The precise role and responsibilities of Mr Granger continues to raise a lot of questions. After over two months in post the question is how is he putting down his stamp on the NHS IT programme?

Mr Todd told EHI that as an IT director he had learned two house rules: "Leadership and accountability need to be absolutely crystal clear. To achieve progress in this area you do need a very clear executive lead, and that has to be built around clear lines of accountability."

In a recent Parliamentary Question, Mr Todd asked health secretary, Alan Milburn, to make a statement on "the personal responsibilities of the director general of NHS Information Technology", "his responsibility for the NHS Information Authority" and "his role in directing the implementation of NHS information technology at regional level".

Health minister Hazel Blears responded: "Richard Granger has been appointed as director general of information technology in the NHS and is responsible for delivering the national programme for IT."

She added that the programme had four key deliverables: electronic appointment booking, an electronic care records service, an electronic prescribing service and an underpinning IT infrastructure.

However, on the vital relationship between the director general and the NHSIA and IPU her answer was more ambiguous, leaving open the question of who ultimately calls the shots: "Richard Granger will be working closely with the NHSIA, the NHS Purchasing and Supply Agency and the Information Policy Unit in the Department of Health. Working together and maintaining strong working relationships will be important for all parties."

What Ms Blears’ response failed to clarify was which party had seniority over the others and whether Mr Granger would have the authority to direct the activity of the NHSIA and IPU. Without such clarity there is a risk of confusion and turf wars which could make the national programme hard to deliver.

In reality the picture is even more complex.

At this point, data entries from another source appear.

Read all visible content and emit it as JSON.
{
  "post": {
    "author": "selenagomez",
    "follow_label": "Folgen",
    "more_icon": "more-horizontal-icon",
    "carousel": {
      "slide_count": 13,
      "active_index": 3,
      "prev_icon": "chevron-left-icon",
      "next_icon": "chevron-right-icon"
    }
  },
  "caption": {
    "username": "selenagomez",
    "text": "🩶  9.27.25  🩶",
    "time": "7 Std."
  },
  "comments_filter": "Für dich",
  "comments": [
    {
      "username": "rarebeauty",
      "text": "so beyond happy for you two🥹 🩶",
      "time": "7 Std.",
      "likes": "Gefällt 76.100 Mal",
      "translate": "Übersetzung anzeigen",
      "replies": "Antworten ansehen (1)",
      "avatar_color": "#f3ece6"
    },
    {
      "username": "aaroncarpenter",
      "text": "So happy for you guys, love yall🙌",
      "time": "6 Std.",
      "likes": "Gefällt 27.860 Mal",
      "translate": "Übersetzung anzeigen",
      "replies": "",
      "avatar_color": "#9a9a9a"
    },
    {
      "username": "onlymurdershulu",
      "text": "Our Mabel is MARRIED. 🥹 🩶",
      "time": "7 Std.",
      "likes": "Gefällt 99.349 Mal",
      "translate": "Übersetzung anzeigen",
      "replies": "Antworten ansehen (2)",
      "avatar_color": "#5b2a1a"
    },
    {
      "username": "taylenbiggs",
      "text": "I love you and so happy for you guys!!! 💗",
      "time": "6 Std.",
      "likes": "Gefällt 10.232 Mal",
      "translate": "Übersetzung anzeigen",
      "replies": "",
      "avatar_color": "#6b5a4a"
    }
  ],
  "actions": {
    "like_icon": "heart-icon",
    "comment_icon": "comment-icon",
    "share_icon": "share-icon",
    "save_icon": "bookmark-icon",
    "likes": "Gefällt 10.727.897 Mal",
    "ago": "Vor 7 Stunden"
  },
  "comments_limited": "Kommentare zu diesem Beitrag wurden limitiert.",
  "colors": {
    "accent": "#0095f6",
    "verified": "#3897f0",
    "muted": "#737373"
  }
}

Beyond the immediate triumvirate of NHS IT bodies, there is a further set of complex relationships, and sometimes competing agendas, to be accounted for among the raft of other government and departmental agencies that have a hand in IT policy, government procurement or NHS modernisation.

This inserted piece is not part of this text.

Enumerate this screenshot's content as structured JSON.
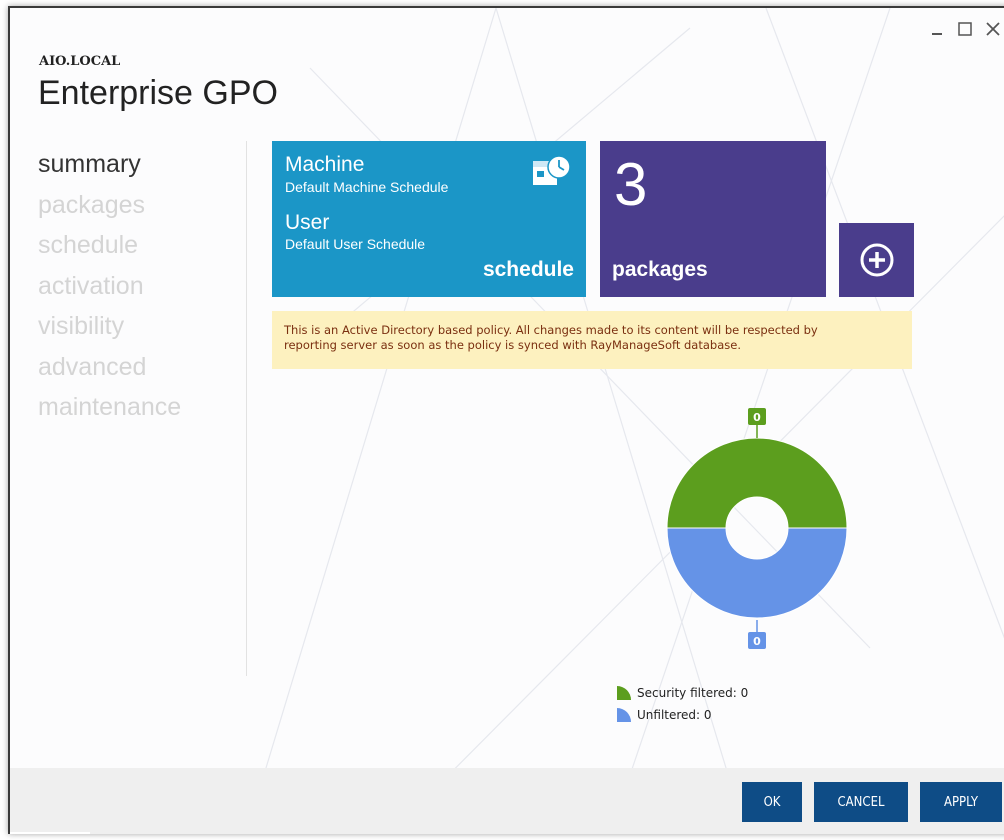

These include, but are not limited to: the Office of Government Commerce, the Office of the e-Envoy, the NHS Modernisation Agency, NHS Direct, the NHS Shared Services Authority, the NHS Purchasing and Supplies Agency, and the NHS Prescriptions Pricing Authority.

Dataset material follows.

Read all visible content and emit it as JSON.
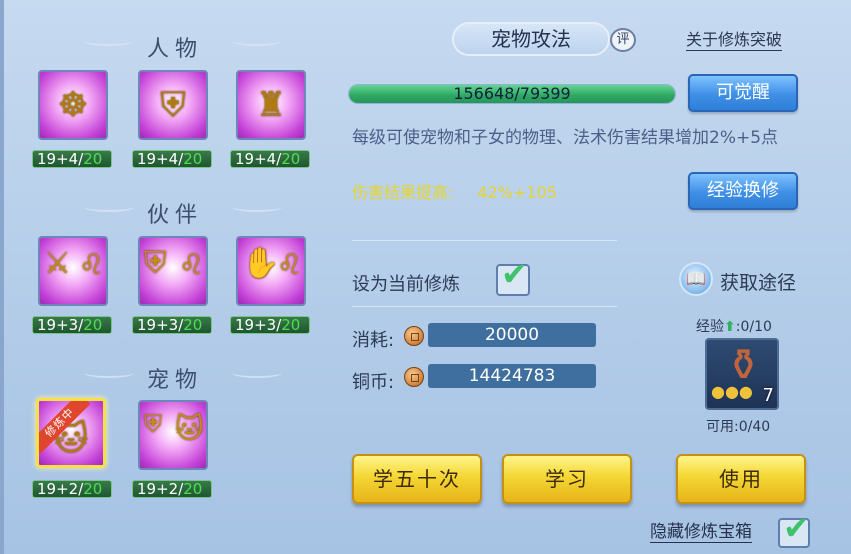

The director general’s writ does not, for instance, extend to NHS Direct which remains quite separate from the national programme and outside the remit of the NHSIA and IPU.

"This is not the optimal framework for delivering optimal change in IT services," Mr Todd told EHI. "The difficulty with dispersing authority is that it just takes one or two people not on board to make it a lot harder to achieve."

Mr Todd, however, advised caution before judging current arrangements. "It may well mean that progress is not as rapid as one might like. My reaction was: let’s wait and see – you can find that sub-optimal arrangements can work."

Another apparent ambiguity in the current arrangements is the relationship between the director general and the chief information officers (CIOs) at each strategic health authority (StHA), who will be responsible for "producing local delivery plans that will link sound local investment plans on IT into the national arrangements and framework."

According to Ms Blears the DG will work through StHAs to ensure that their focus is on the key deliverables for the national IT programme. "He will work with the chief executives and chief information officers at each StHA to ensure that progress is maintained against the critical path for implementation," said Ms Blears.

Crucially, she added: "The chief information officers will report to both their own chief executives and to Richard Granger." This concept of dual accountability for CIOs could prove tricky when the going gets tough. Employed as senior executives of StHAs each CIOs principal loyalty will logically lie with their chief executive and StHA that employs them.

This could place CIOs in an invidious position if a conflict of interest arises between the local priorities of the StHA and the requirements of the national programme.

When the DoH advertised the post of the DG as the "IT challenge of the decade", it really wasn’t exaggerating – and the IT may yet prove the easy bit.